4.6 Performing Base64 Decoding

4.6.1 Problem

You have a base64-encoded string that you'd like to decode.

4.6.2 Solution

Use the inverse of the algorithm for encoding, presented in Recipe 4.5. This is most easily done via table lookup, mapping each character in the input to six bits of output.

4.6.3 Discussion

Following is our code for decoding a base64-encoded string.
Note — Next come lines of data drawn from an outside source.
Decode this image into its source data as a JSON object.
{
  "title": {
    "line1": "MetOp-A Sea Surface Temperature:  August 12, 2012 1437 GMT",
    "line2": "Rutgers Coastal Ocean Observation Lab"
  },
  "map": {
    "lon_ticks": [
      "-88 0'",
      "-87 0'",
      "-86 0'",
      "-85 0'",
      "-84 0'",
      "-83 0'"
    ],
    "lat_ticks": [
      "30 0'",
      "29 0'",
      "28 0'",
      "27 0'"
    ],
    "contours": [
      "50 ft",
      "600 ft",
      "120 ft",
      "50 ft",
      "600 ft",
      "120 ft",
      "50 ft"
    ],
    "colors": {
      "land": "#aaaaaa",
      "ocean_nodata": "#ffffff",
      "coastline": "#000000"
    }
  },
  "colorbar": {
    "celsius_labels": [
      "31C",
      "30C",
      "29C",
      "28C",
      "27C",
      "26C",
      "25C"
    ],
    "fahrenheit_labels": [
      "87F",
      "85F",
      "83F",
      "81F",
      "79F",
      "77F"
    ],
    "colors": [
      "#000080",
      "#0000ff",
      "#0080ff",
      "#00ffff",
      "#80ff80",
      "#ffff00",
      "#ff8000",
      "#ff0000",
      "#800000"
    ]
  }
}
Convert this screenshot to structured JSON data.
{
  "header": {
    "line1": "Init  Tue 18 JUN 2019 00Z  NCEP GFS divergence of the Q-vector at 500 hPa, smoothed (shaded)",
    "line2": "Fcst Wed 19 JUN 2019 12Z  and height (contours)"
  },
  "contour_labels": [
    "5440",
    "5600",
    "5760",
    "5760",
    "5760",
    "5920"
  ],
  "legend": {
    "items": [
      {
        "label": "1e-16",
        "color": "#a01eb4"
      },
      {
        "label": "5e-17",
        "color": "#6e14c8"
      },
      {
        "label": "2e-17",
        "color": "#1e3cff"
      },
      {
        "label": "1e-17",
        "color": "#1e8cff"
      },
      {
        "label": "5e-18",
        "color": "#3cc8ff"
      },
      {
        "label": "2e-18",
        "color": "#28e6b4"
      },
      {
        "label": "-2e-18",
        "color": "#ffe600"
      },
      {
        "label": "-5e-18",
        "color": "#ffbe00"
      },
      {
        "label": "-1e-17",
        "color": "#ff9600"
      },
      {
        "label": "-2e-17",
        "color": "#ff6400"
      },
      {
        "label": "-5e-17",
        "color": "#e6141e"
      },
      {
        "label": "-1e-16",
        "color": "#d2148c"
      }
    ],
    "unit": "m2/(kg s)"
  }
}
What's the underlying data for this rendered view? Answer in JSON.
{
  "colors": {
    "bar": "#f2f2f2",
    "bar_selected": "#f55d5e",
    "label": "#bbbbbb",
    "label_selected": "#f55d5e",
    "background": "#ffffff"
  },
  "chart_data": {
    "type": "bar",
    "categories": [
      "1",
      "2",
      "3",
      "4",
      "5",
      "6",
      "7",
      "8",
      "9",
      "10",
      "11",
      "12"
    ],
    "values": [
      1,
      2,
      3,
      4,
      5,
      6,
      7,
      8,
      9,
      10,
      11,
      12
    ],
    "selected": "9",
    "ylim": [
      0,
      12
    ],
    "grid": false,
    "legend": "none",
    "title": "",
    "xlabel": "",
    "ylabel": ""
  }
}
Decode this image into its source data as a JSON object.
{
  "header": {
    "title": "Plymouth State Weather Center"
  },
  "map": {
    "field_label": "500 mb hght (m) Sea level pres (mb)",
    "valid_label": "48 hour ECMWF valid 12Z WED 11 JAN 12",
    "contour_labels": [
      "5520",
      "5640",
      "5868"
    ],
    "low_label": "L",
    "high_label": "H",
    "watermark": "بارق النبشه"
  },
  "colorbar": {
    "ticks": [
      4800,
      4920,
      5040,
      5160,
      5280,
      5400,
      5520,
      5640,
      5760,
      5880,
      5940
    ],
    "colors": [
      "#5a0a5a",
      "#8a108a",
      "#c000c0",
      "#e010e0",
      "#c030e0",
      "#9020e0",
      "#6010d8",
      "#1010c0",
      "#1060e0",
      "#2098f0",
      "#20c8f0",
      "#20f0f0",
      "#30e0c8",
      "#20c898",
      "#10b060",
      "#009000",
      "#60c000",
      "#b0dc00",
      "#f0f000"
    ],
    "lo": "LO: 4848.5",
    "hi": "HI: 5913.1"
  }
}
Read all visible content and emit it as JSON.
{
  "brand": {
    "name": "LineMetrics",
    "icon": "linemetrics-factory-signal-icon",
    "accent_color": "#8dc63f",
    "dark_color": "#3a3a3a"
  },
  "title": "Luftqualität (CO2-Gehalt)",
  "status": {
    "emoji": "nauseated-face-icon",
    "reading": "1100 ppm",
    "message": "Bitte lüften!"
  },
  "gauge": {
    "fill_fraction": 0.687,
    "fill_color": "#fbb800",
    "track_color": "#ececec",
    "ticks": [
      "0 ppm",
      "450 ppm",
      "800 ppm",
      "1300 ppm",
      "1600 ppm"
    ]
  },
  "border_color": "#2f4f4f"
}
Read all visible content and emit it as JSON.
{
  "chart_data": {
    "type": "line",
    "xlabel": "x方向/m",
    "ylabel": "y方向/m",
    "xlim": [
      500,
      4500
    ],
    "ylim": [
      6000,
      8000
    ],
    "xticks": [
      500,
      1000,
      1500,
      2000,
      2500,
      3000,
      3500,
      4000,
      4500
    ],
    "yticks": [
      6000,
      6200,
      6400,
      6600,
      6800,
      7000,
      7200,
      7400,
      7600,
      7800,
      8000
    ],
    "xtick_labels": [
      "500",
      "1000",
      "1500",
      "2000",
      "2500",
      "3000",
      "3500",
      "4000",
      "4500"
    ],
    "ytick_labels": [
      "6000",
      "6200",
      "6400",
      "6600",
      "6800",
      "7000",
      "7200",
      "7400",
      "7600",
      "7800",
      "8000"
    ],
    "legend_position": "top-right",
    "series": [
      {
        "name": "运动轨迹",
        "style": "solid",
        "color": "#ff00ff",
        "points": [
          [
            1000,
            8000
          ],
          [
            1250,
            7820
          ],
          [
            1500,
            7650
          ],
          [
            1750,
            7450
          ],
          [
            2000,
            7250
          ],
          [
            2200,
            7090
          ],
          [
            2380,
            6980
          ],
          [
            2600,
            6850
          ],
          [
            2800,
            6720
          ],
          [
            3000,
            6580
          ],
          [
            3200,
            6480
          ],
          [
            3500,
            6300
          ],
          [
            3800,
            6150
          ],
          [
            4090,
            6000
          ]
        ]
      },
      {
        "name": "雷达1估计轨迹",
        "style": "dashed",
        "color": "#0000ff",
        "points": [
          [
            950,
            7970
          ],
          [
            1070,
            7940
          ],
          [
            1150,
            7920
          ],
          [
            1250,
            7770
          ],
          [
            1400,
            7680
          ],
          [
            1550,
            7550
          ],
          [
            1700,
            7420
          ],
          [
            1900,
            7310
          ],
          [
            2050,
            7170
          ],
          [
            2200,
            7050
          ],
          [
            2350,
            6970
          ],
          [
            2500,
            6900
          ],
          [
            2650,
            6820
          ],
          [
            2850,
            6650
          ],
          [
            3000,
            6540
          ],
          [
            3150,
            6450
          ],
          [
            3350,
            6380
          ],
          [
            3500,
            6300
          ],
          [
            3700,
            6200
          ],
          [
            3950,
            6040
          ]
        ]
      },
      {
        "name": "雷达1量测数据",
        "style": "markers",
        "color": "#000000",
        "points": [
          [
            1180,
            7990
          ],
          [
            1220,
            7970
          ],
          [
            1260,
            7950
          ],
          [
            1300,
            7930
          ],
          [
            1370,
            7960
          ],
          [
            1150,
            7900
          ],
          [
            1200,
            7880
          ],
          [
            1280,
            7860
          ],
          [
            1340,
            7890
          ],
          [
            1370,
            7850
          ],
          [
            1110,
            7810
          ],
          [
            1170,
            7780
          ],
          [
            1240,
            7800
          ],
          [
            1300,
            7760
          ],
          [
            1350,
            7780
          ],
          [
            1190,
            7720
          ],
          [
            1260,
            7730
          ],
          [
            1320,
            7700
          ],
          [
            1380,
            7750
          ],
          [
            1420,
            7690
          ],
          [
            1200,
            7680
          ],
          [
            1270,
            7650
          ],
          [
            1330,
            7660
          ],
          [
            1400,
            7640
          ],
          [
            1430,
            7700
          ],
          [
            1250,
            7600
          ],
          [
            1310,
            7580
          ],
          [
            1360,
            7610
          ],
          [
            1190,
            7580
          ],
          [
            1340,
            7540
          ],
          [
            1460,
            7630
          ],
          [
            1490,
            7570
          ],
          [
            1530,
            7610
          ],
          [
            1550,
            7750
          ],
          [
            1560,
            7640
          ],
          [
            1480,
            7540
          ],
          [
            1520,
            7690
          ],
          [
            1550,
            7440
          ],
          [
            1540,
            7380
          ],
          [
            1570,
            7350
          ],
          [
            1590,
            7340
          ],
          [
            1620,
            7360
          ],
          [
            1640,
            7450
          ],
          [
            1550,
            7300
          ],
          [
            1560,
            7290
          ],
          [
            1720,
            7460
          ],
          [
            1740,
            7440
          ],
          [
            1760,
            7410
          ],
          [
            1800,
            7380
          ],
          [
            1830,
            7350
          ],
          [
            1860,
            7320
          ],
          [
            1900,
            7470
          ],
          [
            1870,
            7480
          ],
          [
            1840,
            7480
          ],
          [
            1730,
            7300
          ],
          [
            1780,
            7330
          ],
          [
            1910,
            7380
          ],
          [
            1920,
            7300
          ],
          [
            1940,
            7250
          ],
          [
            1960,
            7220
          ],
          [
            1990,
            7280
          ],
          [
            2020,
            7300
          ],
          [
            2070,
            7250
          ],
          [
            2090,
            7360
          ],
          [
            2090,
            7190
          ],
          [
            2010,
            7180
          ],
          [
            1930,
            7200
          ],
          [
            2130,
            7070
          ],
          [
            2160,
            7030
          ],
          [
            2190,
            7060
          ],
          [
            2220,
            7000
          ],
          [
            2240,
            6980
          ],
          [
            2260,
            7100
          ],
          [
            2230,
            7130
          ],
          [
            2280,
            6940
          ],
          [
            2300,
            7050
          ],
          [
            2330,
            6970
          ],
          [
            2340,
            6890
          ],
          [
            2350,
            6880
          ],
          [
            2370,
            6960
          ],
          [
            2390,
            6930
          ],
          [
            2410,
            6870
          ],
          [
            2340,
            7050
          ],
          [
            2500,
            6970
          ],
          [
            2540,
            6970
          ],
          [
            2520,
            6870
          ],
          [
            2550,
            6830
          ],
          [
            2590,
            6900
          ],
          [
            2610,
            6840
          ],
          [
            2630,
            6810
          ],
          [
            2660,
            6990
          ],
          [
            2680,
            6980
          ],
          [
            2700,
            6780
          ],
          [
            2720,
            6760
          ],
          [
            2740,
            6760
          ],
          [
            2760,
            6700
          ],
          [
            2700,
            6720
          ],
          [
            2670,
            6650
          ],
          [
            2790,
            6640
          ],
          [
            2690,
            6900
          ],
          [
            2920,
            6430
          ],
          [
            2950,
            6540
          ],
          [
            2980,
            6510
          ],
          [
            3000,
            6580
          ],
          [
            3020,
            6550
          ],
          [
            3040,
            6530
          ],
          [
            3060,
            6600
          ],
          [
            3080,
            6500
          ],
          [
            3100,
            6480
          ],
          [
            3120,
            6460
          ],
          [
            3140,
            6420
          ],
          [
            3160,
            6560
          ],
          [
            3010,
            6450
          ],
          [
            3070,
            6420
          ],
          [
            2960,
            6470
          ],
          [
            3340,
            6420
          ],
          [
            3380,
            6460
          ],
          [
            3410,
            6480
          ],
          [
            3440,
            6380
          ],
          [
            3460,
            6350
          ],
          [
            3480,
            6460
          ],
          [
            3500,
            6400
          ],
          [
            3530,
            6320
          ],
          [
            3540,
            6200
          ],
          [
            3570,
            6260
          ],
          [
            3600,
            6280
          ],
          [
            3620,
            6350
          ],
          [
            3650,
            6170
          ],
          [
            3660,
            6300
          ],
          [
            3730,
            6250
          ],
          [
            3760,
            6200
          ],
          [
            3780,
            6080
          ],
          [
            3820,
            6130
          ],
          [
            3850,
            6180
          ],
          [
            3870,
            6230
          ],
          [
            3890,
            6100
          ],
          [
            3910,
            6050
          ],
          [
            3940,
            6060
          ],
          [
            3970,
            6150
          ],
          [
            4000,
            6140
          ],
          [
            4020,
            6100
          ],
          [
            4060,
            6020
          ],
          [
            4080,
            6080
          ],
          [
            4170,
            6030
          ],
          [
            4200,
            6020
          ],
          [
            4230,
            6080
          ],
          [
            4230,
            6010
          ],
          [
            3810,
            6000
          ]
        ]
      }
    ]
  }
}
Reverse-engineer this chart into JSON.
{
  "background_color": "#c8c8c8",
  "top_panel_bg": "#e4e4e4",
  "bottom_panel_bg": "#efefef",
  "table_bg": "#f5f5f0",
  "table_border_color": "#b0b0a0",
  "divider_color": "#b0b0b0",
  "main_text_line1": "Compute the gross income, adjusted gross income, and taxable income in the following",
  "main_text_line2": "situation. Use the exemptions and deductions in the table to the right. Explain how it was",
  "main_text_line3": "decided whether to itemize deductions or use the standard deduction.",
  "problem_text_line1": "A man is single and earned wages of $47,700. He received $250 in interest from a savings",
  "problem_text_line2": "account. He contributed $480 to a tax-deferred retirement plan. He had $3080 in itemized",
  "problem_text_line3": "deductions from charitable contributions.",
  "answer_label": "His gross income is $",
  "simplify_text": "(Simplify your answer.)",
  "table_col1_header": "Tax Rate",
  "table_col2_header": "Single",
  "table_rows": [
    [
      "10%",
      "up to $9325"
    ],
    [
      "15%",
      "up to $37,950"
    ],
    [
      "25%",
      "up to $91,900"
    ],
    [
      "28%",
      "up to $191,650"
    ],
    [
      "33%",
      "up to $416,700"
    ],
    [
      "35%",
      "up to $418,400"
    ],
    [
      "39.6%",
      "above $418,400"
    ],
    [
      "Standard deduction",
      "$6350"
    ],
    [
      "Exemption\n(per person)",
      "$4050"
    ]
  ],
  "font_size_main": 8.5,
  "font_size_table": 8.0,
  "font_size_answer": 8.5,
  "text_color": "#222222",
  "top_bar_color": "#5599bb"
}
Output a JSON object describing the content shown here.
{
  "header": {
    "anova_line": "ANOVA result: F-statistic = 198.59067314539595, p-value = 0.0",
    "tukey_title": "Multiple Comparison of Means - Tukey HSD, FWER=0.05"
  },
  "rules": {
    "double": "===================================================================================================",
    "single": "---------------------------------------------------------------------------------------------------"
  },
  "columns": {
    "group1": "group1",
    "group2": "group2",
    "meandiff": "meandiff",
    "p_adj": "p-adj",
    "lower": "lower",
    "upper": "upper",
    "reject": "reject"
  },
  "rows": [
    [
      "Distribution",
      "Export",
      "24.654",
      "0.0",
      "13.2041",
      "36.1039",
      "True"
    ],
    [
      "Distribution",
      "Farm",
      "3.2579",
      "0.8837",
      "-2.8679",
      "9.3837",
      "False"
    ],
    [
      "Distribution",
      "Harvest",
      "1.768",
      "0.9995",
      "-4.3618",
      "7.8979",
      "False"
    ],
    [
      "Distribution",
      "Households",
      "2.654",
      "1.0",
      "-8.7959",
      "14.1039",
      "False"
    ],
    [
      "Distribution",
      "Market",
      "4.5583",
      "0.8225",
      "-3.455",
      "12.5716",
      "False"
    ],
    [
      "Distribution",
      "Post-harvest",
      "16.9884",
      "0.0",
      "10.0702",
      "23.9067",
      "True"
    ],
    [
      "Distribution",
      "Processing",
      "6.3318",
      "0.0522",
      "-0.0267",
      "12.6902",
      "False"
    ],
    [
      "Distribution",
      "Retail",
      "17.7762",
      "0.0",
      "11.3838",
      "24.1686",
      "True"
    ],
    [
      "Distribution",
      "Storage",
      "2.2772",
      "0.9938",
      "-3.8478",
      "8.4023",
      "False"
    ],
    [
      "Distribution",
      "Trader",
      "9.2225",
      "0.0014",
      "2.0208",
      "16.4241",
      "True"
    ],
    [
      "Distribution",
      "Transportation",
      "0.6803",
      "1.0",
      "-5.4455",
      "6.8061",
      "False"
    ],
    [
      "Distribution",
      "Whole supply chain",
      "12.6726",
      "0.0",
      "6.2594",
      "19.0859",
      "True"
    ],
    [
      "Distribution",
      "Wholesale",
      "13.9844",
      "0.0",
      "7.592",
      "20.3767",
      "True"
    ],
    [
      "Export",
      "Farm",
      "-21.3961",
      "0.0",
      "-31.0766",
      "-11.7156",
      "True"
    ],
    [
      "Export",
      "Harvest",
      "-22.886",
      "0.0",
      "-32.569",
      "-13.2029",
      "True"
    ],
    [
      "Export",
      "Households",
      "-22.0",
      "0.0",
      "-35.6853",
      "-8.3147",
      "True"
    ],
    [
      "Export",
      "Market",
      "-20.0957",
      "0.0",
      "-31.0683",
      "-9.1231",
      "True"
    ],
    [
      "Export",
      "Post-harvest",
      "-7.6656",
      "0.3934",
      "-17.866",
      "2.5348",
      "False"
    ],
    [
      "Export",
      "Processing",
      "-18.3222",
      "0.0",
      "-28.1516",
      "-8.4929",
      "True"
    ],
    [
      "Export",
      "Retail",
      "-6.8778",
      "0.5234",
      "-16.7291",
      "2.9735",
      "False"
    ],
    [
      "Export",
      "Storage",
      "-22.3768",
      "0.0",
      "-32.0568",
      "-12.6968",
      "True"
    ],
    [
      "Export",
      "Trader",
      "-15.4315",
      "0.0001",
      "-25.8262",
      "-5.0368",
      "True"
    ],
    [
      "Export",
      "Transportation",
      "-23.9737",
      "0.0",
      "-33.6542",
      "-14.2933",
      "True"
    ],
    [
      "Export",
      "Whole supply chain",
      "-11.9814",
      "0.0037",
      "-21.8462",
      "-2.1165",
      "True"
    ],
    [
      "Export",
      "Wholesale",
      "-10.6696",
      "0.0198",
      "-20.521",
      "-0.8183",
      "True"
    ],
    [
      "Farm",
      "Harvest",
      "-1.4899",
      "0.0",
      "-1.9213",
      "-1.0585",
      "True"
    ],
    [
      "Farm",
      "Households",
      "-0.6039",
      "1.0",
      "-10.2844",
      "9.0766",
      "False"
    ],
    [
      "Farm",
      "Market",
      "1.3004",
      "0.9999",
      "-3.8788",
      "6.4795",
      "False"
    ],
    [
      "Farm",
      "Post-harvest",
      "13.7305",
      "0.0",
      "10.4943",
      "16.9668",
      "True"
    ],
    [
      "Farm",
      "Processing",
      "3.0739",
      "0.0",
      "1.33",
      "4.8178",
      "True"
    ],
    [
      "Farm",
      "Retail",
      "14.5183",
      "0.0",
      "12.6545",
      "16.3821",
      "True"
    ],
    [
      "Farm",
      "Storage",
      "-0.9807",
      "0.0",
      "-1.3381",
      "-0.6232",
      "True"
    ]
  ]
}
We look at each byte separately, mapping it to its associated 6-bit value. If the byte is NULL, we know that we've reached the end of the string. If it represents a character not in the base64 set, we ignore it unless the strict argument is non-zero, in which case we return an error.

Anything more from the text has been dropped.